Agreement to grant right of first refusal to owners’ son in event of owners wishing to sell farm – Prospect of grantor gifting farm to another member of the family – Whether grantee could invoke implied term requiring deed of grant extending right to dispositions other than sale
The appellant Brian Markham (Brian) was at all material times the tenant of a farm owned by his parents Mr and Mrs F B Markham. To deal with a variety of matters which had given rise to dissension within the family a professionally drawn document, the heads of agreement, was signed by Brian, his parents and others on March 11 1987. Clause 11 declared that the parents would grant to Brian a right of pre-emption relating to the farm which would be subject to that right both before and after the death of the parents. The more detailed provisions as to valuation and subsequent procedure were preceded by the words “. . . if they [the parents] wish to sell this farm . . .” and the same words appeared in a draft deed (drawn by the parents’ solicitors) intended to give effect to the agreement. Aware of plans by his parents to make a gift of the farm to another family member, Brian failed to persuade them that the right should be expressed to arise upon any desired disposal of the farm, not just sale.

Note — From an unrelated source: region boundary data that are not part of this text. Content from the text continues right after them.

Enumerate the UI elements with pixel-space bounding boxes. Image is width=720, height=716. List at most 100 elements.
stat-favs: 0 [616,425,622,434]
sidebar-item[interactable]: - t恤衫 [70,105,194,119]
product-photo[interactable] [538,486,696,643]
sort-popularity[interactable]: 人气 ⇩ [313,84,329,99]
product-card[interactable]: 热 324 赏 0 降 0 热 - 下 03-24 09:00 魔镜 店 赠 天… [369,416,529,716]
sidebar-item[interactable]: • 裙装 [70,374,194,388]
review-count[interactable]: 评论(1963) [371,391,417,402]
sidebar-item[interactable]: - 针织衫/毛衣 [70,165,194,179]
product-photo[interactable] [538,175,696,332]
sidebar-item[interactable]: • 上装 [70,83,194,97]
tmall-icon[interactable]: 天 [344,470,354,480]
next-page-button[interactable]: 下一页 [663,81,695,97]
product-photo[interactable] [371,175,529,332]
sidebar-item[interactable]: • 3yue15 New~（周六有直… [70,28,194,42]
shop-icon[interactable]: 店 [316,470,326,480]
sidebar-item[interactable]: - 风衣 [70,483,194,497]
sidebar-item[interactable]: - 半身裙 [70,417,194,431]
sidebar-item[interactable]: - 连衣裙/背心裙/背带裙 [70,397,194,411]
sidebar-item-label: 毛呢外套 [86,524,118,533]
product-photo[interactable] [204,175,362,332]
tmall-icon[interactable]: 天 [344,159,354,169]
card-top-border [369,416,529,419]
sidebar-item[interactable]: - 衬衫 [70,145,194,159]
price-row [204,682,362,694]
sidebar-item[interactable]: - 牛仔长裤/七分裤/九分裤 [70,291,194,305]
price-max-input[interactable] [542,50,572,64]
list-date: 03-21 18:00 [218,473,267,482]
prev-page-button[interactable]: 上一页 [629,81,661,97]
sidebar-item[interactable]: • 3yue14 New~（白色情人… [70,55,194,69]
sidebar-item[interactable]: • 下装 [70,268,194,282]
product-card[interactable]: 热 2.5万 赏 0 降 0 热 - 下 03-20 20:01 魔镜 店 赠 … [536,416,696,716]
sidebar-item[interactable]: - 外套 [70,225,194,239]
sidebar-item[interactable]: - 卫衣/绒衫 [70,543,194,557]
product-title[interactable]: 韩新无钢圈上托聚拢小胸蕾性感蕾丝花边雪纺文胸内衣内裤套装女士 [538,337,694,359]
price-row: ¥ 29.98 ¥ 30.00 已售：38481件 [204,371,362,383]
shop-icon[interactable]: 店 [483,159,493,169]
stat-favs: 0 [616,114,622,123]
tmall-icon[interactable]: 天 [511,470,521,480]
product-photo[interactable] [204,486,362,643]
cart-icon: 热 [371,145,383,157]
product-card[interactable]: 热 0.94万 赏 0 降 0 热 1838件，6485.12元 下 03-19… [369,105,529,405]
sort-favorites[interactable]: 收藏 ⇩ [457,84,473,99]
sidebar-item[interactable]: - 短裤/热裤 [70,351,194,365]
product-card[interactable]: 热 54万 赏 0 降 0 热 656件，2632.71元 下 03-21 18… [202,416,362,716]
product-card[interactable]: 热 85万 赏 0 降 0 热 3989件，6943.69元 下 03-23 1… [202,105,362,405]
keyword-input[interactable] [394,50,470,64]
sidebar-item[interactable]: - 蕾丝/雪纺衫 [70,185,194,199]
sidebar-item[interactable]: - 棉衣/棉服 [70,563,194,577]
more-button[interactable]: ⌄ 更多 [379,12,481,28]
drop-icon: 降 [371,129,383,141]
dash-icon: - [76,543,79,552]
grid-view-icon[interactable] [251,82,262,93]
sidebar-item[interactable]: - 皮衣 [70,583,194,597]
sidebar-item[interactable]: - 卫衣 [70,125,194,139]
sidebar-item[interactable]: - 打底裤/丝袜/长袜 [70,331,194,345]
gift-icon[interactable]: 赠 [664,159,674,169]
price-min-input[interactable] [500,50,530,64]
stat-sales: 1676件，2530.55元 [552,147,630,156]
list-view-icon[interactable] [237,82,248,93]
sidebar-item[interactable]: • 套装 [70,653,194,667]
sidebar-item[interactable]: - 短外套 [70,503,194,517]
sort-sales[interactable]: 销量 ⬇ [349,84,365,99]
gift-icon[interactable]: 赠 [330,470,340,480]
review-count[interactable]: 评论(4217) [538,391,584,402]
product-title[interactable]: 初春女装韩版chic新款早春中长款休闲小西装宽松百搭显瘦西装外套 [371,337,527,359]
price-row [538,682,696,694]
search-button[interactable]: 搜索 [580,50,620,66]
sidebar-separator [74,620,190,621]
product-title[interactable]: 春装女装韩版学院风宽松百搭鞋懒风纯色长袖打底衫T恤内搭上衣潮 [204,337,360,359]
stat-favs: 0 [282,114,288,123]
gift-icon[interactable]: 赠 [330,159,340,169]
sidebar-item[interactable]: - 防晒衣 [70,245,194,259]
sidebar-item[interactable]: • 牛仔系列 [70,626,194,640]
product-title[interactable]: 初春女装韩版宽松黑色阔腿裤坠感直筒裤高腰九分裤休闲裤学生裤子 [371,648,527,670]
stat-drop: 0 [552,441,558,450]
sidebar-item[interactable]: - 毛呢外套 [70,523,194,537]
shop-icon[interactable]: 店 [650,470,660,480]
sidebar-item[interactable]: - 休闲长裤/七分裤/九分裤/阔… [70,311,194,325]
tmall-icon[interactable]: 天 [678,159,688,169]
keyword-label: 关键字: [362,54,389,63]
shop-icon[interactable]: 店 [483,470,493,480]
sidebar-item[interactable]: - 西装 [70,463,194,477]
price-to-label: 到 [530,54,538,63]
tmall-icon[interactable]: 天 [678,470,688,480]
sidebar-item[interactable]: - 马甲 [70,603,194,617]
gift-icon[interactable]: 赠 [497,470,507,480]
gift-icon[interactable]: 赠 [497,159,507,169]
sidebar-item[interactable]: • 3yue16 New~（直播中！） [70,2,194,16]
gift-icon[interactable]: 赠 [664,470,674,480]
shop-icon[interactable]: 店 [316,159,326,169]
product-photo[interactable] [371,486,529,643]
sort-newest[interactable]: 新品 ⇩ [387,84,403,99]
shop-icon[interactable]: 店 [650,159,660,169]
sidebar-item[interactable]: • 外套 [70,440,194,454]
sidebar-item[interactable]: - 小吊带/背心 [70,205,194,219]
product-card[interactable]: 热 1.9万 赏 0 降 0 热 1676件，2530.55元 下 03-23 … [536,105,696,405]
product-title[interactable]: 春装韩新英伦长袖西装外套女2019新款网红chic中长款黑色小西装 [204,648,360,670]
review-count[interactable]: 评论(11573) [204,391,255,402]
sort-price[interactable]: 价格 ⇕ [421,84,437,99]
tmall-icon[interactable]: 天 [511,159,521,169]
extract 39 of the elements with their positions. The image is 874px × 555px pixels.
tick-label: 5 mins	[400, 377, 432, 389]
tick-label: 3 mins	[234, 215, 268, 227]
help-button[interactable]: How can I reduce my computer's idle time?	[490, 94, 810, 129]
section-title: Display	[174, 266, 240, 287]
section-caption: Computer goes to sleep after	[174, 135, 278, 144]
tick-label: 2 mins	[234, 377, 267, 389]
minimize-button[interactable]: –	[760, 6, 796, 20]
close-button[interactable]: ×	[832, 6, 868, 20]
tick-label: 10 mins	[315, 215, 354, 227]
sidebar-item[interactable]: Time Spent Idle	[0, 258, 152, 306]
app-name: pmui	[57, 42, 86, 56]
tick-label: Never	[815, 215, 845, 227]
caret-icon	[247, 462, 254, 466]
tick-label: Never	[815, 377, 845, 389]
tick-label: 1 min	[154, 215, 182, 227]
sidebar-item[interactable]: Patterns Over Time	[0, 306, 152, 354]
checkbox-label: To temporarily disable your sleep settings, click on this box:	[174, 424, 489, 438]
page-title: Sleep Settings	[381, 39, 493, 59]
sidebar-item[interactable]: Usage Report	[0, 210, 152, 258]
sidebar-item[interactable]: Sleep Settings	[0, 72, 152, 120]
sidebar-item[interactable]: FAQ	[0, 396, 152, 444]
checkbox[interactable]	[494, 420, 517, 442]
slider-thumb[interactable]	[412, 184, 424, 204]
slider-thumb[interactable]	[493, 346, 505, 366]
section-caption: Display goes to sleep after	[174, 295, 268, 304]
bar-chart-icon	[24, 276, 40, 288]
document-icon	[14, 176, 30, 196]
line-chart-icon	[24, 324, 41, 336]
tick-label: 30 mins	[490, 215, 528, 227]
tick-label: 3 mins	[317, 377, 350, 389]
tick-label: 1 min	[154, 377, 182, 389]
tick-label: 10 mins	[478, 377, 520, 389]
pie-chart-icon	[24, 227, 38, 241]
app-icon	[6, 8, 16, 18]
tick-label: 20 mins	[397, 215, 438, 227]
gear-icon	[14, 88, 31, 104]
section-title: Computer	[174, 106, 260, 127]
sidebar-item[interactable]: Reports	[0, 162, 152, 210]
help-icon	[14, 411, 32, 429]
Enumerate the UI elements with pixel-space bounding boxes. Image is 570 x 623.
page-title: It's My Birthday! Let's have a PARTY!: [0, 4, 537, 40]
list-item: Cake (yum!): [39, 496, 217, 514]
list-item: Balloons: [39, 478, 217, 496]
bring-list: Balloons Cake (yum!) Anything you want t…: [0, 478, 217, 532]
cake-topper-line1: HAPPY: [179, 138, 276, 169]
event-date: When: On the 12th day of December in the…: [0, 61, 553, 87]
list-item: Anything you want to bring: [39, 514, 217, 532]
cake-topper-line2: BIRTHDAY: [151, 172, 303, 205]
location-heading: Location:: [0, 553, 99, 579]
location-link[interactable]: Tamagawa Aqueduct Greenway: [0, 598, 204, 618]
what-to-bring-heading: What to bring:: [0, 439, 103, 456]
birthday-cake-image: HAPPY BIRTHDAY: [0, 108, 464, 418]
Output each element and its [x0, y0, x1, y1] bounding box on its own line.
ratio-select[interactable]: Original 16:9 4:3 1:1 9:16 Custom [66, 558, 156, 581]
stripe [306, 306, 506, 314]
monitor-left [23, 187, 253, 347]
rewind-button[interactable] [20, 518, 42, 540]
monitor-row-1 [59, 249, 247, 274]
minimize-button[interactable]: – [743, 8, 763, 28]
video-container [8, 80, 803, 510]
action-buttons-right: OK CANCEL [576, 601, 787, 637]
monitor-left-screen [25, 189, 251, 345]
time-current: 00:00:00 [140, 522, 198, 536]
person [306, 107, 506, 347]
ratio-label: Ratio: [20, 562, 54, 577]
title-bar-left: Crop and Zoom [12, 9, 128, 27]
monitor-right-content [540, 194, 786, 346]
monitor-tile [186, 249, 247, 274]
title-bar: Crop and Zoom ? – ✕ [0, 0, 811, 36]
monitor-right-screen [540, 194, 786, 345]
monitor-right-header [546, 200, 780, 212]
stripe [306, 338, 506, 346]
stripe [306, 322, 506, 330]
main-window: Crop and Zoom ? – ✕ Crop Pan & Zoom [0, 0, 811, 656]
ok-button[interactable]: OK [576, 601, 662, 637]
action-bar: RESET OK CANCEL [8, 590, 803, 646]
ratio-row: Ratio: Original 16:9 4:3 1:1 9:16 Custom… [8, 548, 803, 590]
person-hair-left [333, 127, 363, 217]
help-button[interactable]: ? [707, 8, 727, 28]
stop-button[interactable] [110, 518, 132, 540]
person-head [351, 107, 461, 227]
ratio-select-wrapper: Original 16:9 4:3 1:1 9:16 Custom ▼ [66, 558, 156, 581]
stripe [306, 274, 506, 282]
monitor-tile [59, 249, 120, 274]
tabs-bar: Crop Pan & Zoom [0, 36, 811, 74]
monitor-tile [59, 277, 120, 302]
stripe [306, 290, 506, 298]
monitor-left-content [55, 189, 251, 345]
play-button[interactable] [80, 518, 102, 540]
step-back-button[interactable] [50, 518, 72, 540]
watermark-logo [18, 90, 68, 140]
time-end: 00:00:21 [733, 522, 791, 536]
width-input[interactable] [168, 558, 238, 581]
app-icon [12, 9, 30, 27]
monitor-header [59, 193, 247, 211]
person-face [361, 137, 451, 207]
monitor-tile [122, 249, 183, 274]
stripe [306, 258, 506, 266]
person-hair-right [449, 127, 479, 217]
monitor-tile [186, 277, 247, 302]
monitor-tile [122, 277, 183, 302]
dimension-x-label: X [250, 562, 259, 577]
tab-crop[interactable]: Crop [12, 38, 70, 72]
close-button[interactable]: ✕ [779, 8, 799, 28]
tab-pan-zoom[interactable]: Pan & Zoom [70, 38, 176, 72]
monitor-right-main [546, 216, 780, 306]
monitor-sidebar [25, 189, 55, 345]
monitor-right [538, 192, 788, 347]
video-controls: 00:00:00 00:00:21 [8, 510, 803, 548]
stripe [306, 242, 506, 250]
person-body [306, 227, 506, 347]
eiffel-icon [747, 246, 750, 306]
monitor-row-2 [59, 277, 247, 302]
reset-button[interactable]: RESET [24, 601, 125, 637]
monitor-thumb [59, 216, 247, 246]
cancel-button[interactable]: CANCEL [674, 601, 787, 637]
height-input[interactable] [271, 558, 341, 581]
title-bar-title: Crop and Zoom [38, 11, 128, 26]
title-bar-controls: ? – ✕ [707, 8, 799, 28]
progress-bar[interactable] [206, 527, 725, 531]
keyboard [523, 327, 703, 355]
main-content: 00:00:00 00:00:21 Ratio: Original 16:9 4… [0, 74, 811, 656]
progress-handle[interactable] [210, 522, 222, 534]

In subsequent wide-ranging proceedings between Brian as defendant and his mother and his father’s executors as plaintiffs that particular point was decided in favour of the plaintiffs. Brian appealed contending that the judge had failed to apply Gardner v Coutts & Co [1968] 1 WLR 173 where Cross J had observed that “it is implicit in a grant of first refusal that the person who has to offer the property to the other party should not be entitled to give it away without offering it and so to defeat the first refusal”.
Held The appeal was dismissed.
Given that clause 11, as drafted by solicitors, referred to no transaction other than a sale the term favoured by Cross J could not be implied unless it was necessary in the business sense to give efficacy to the contract: see per Scrutton LJ in Reigate v Union Manufacturing Co [1918] 1 KB 592 at 605. Since Brian had acquired (for the 21-year perpetuity period) a not insignificant right against any donee or successor who wished to sell the farm outside the family he could not complain that the clause lacked efficacy as it stood. The judge was accordingly correct in confining the ruling in Gardner to its special facts where the grantor was free “to sell or dispose” in case of non-acceptance and the grantee acquired a straightforward option to purchase on the death of the grantor.
Glenn Campbell (instructed by Roythorne & Co, of Spalding) appeared for the appellant; Marian Egan (instructed by Chattertons, of Horncastle) appeared for the respondent.